Sur la page du 19 août, j'ai pu lire avec émotion :

"Virginie Quantin, 28 ans, 50 rue Dauphine"

 

C'était ma mère...

 

Ce jour-là, comme beaucoup de parisiens qui "sentaient" que la liberté approchait avec les troupes alliées, elle a eu l'imprudence de se mettre à la fenêtre de notre appartement, au 1er étage au-dessus du salon de coiffure où elle travaillait.

J'étais à une fenêtre voisine avec mon grand-père, Hrand Schenorkian. J'allais avoir 5 ans ...

 

 

 

 

Je n'ai jamais oublié...

 

Le corps de ma mère est resté 5 jours dans l'appartement avant que l'on puisse l'emmener au cimetière.

Evidemment, les services publics comme les pompes funèbres ne pouvaient plus fonctionner. On peut imaginer ce qu'il advient d'un cadavre en plein mois d'août...

Mon père m'avait envoyé chez des amis, à Suresnes. 

 

 

 

 

 

J'habite maintenant en province, comme ma fille Virginie. Mon fils demeure à Paris où je viens fréquemment.

A chacun de mes passages, je me rends 50 rue Dauphine. Ce n'est plus un salon de coiffure mais un "Sushi house" qui se trouve là: un signe des temps....

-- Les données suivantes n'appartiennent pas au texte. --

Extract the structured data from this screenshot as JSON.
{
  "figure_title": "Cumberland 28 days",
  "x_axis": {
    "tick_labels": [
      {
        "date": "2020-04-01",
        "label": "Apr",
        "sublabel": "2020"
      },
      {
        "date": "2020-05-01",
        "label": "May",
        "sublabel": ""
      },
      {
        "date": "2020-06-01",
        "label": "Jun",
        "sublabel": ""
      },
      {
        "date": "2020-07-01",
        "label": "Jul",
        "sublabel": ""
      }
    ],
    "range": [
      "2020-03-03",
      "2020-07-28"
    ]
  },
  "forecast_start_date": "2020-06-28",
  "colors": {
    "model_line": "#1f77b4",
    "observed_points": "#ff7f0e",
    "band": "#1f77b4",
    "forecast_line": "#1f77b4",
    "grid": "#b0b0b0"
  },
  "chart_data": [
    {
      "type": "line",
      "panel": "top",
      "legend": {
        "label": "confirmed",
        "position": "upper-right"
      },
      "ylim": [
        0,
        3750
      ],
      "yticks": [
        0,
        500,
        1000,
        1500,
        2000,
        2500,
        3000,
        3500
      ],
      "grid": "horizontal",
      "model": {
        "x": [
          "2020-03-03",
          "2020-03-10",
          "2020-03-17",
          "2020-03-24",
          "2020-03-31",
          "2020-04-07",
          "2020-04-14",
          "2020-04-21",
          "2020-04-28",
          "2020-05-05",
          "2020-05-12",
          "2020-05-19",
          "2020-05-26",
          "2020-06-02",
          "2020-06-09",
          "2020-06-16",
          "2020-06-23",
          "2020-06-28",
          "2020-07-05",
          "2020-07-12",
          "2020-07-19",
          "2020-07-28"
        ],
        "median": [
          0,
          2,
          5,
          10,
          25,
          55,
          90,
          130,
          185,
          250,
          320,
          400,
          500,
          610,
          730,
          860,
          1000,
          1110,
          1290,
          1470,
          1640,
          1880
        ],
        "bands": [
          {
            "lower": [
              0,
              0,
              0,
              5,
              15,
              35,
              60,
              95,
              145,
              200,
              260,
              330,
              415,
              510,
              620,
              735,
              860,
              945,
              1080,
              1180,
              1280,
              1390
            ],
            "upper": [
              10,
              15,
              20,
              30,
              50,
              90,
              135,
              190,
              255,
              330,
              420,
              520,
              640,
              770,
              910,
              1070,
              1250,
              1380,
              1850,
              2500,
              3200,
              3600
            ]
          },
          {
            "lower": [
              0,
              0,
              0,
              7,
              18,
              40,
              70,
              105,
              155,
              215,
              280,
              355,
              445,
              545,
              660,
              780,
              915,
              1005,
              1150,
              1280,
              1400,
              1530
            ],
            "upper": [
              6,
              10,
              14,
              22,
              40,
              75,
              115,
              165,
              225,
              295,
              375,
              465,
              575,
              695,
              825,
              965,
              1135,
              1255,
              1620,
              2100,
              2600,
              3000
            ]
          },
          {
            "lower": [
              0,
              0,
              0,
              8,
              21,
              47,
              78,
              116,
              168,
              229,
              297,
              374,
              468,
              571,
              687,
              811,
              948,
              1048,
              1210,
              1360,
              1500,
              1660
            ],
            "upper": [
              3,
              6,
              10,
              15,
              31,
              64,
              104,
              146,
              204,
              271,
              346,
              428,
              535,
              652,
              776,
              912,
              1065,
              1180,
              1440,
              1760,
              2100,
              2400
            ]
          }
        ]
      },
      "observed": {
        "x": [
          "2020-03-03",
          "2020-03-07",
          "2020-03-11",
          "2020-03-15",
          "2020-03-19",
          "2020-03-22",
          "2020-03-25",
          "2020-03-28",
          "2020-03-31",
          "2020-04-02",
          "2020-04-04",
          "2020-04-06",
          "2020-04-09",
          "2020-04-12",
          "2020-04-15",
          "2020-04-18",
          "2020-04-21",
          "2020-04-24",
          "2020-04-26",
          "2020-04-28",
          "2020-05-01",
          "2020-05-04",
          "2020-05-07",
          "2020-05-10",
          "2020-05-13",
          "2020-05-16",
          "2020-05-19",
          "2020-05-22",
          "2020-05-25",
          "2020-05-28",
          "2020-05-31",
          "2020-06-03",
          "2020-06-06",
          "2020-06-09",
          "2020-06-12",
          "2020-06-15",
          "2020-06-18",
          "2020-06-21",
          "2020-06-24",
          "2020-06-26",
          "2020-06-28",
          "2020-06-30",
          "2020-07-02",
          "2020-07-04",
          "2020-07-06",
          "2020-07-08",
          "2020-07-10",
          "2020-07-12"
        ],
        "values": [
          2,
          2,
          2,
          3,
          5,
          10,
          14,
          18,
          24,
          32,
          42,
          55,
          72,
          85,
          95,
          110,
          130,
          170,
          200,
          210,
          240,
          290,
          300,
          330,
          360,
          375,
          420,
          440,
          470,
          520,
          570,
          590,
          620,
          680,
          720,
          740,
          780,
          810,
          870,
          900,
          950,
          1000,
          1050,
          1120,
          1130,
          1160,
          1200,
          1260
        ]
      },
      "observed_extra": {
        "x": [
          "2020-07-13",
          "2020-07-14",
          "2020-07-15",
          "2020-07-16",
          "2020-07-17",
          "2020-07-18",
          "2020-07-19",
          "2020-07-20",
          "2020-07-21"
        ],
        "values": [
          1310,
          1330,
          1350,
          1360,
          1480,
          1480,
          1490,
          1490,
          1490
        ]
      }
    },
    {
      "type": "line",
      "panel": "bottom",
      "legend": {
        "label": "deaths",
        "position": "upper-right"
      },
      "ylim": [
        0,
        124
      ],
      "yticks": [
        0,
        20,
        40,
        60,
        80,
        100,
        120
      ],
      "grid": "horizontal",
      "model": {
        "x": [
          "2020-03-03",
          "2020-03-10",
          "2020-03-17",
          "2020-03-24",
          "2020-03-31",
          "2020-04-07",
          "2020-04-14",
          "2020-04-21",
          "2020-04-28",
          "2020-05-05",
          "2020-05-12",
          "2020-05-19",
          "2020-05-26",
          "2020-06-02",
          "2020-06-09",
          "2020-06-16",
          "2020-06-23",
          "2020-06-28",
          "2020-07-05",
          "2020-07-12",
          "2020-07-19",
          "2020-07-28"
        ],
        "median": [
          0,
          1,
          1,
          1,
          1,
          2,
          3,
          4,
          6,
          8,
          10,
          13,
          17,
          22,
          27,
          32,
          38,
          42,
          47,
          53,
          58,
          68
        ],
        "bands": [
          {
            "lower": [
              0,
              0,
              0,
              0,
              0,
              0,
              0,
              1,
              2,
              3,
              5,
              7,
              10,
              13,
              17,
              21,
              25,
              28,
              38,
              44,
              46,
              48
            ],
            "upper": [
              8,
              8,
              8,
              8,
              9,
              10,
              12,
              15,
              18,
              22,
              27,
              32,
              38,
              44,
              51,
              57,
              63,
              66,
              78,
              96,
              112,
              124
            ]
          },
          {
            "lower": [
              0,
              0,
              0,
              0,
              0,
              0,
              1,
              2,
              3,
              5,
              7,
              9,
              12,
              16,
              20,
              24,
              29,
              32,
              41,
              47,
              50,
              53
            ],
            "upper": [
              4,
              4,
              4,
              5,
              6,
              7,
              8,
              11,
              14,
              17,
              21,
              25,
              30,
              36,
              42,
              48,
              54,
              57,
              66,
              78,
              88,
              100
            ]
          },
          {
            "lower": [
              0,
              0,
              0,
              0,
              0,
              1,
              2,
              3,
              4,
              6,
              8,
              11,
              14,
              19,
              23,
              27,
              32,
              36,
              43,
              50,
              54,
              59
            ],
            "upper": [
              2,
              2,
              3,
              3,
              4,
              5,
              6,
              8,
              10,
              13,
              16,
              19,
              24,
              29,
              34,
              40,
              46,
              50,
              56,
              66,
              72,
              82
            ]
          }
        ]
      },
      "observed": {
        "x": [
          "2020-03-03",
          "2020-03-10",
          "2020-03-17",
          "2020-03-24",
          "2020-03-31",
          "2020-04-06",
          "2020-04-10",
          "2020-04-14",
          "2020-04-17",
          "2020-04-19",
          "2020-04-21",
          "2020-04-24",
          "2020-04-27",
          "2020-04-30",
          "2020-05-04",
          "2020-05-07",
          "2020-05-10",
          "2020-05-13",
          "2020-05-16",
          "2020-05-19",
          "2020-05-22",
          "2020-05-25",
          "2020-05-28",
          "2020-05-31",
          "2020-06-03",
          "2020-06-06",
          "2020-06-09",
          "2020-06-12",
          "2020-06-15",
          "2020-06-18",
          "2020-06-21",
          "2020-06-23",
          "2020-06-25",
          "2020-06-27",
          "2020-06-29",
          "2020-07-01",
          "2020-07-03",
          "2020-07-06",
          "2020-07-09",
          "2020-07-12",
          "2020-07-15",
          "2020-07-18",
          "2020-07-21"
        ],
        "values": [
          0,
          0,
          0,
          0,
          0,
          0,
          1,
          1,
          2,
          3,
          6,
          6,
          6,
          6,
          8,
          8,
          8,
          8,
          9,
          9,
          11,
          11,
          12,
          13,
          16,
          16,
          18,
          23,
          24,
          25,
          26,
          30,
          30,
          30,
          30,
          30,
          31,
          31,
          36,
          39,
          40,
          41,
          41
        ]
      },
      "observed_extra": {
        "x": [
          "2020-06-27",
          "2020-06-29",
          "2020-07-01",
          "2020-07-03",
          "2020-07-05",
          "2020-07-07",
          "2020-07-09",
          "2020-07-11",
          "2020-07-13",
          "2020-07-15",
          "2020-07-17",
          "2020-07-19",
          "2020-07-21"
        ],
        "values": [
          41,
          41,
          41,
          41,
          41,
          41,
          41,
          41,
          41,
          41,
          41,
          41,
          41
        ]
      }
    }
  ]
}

Je contemple à chaque fois la fenêtre (*) où la vie de ma mère a été brutalement interrompue et celle des quelques autres membres de la famille bouleversée. C'était la guerre....

 

 

 

 

Ma mère a été tuée d'une balle en pleine tête. Je me souviens de mon père hurlant à la fenêtre: "Ils ont tué ma femme !" et de nombreux voisins venus dans notre appartement....

J'ai vite été entraîné chez un petit camarade demeurant quelques étages plus haut et qui, pour me distraire, a joué avec des marionnettes ...

 

 

 

 

 

 

 

En novembre 1944, mon grand-père, réfugié arménien qui avait dû fuir Constantinople avec sa femme (morte de tuberculose et de misère bien avant guerre) et sa petite fille Virginie pour échapper aux turcs, s'est suicidé dans ce même appartement. Pendant des années, j'ai cru qu'il "était reparti dans son pays", comme mon père avait voulu me le faire croire.

 

 

 

 

 

(*) Les souvenirs de Daniel sont très précis. Virginie, sa mère, se tenait à la troisième fenêtre en partant de la gauche, celle qui donnait dans la salle à manger, tandis qu'il était avec son grand-père à la deuxième fenêtre.

Je me suis rendu sur place avec l'intention de prendre en photo les fenêtres afin d'illustrer le témoignage de Daniel. Hélas l'immeuble est en pleine rénovation et les échafaudages masquent la façade. Ce n'est que partie remise ...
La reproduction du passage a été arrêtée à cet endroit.